The market's average single-asset sale value was $11.45 million, on par with $11.4 million in 2015, though the average price per key was $67,100, up from $56,400 in 2015.
Top transactions during the year included the Orlando Airport Marriott Lakeside sale in June for $64.3 million ($132,000 per key), and the Embassy Suites Orlando Downtown selling for $35.4 million last March ($211,700/key), both figures being full sale prices -- including the value of tangible personal property that's not always reflected on the deed -- as reported by Real Capital Analytics.
The Doubletree at UCF sold for $25.7 million in March ($104,700/key), the Doubletree by Hilton Orlando Airport in June for $28.5 million ($80,736/key), and the Holiday Inn Orlando-Disney Springs in December for $24 million ($74,100/key).
Nearly half of the single asset sales involved properties in the Kissimmee East or West submarkets, with significant appreciation from prior year sales.
"We like the fact that people are voting with their dollars on the ongoing rebound in the 192 corridor," Sexton said.
The top corporate/portfolio deal last year involving local hotels was the $88.1 million paid in June for a trio of properties known as the Marriott Village in Lake Buena Vista, southwest of Little Lake Bryan ($80,181/key). That price was reflected by sale deeds, and may be higher with tangible personal property.
CONVERSIONS & BULLDOZINGS
Last year was notable for the number of flag conversions, repositionings of hotel supply to timeshare, and bulldozings that involved 11 local properties.
Conversions included a foreclosed former Nik Patel hotel on Apopka-Vineland Road into the U.S. market's first Delta Hotels branded-property in April, the 774-room Nickelodeon Suites Resort to a Holiday Inn Resort, the 1,014-room Lake Buena Vista Palace to the Hilton Orlando Buena Vista Palace Disney Springs which completed in October, and the 516-room Home Suite Home to the Red Lion Hotel Orlando-Kissimmee Maingate that completed in November.
Notable bulldozings included the Royal Inn & Suites at the I-4 and S.R. 46 interchange in Sanford to make way for two select service hotels, and the former Residence Inn on Lake Cecile along Kissimmee's W192 corridor.
"For the first time in years we are seeing the bulldozing of properties and deletion of some supply," Sexton said.
Nine new hotels opened in 2016 adding 2,314 new rooms to the market's supply, with Greater Orlando closing the year with roughly 123,500 rooms overall.

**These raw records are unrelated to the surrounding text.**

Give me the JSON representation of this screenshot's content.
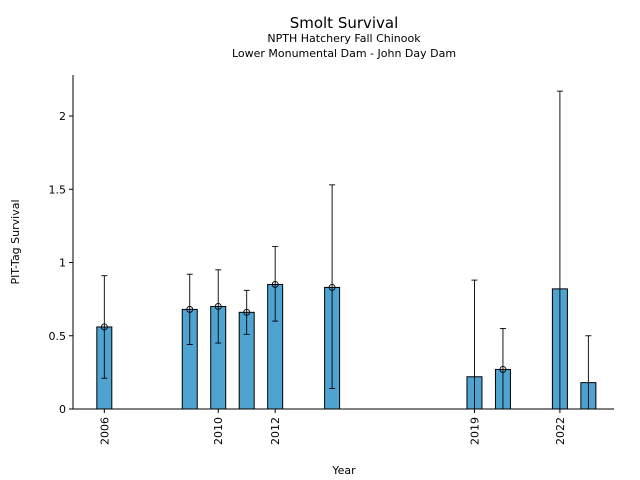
{
  "chart_data": {
    "type": "bar",
    "title": "Smolt Survival",
    "subtitle": "NPTH Hatchery Fall Chinook",
    "subtitle2": "Lower Monumental Dam - John Day Dam",
    "xlabel": "Year",
    "ylabel": "PIT-Tag Survival",
    "xlim": [
      2004.9,
      2023.9
    ],
    "ylim": [
      0,
      2.28
    ],
    "x_ticks": [
      2006,
      2010,
      2012,
      2019,
      2022
    ],
    "y_ticks": [
      0,
      0.5,
      1,
      1.5,
      2
    ],
    "y_tick_labels": [
      "0",
      "0.5",
      "1",
      "1.5",
      "2"
    ],
    "grid": false,
    "series": [
      {
        "x": [
          2006,
          2009,
          2010,
          2011,
          2012,
          2014,
          2019,
          2020,
          2022,
          2023
        ],
        "values": [
          0.56,
          0.68,
          0.7,
          0.66,
          0.85,
          0.83,
          0.22,
          0.27,
          0.82,
          0.18
        ],
        "lower": [
          0.21,
          0.44,
          0.45,
          0.51,
          0.6,
          0.14,
          null,
          null,
          null,
          null
        ],
        "upper": [
          0.91,
          0.92,
          0.95,
          0.81,
          1.11,
          1.53,
          0.88,
          0.55,
          2.17,
          0.5
        ],
        "marker": [
          true,
          true,
          true,
          true,
          true,
          true,
          false,
          true,
          false,
          false
        ]
      }
    ],
    "colors": {
      "bar": "#4ea3d1",
      "edge": "#000000"
    }
  }
}
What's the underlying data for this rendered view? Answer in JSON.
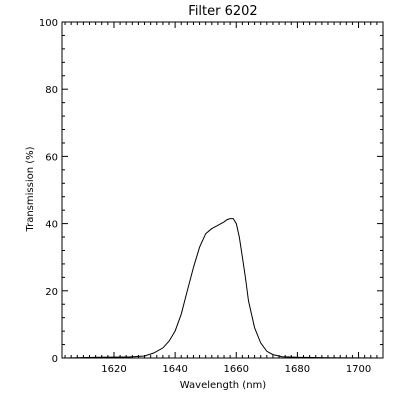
{
  "chart_data": {
    "type": "line",
    "title": "Filter 6202",
    "xlabel": "Wavelength (nm)",
    "ylabel": "Transmission (%)",
    "xlim": [
      1603,
      1708
    ],
    "ylim": [
      0,
      100
    ],
    "grid": false,
    "x_ticks": [
      1620,
      1640,
      1660,
      1680,
      1700
    ],
    "y_ticks": [
      0,
      20,
      40,
      60,
      80,
      100
    ],
    "series": [
      {
        "x": [
          1604,
          1615,
          1625,
          1630,
          1633,
          1636,
          1638,
          1640,
          1642,
          1644,
          1646,
          1648,
          1650,
          1652,
          1654,
          1656,
          1657,
          1658,
          1659,
          1660,
          1661,
          1662,
          1663,
          1664,
          1666,
          1668,
          1670,
          1672,
          1675,
          1680,
          1690,
          1708
        ],
        "y": [
          0,
          0.2,
          0.3,
          0.6,
          1.5,
          3,
          5,
          8,
          13,
          20,
          27,
          33,
          37,
          38.5,
          39.5,
          40.5,
          41.2,
          41.5,
          41.5,
          40,
          36,
          30,
          24,
          17,
          9,
          4.5,
          2,
          1,
          0.4,
          0.2,
          0.1,
          0
        ]
      }
    ]
  }
}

Eight new properties currently under construction are expected by Sexton to open this year, which would introduce another 1,597 rooms to the market in 2017. Those are led by a 300-room first phase of The Grove Resort & Spa projected to open in the first quarter, and the 400-room addition to Cabana Bay Beach Resort at Universal that has been forecast for a third quarter opening.
Replacement cost is still above acquisition cost by about 30 percent in Greater Orlando, Sexton estimates. Value is not accelerating at the pace it was three years ago, he said, so the market isn't near the point of 15-20 percent above replacement cost that prompts greater focus on new development.
"So transactions are still a good deal in Orlando, and investors don't have to worry as much about new supply," he said. "The new projects you are seeing done that really move the market are by Universal, which has built more rooms in the market than anyone else in this cycle. But their economics are different from any other developer."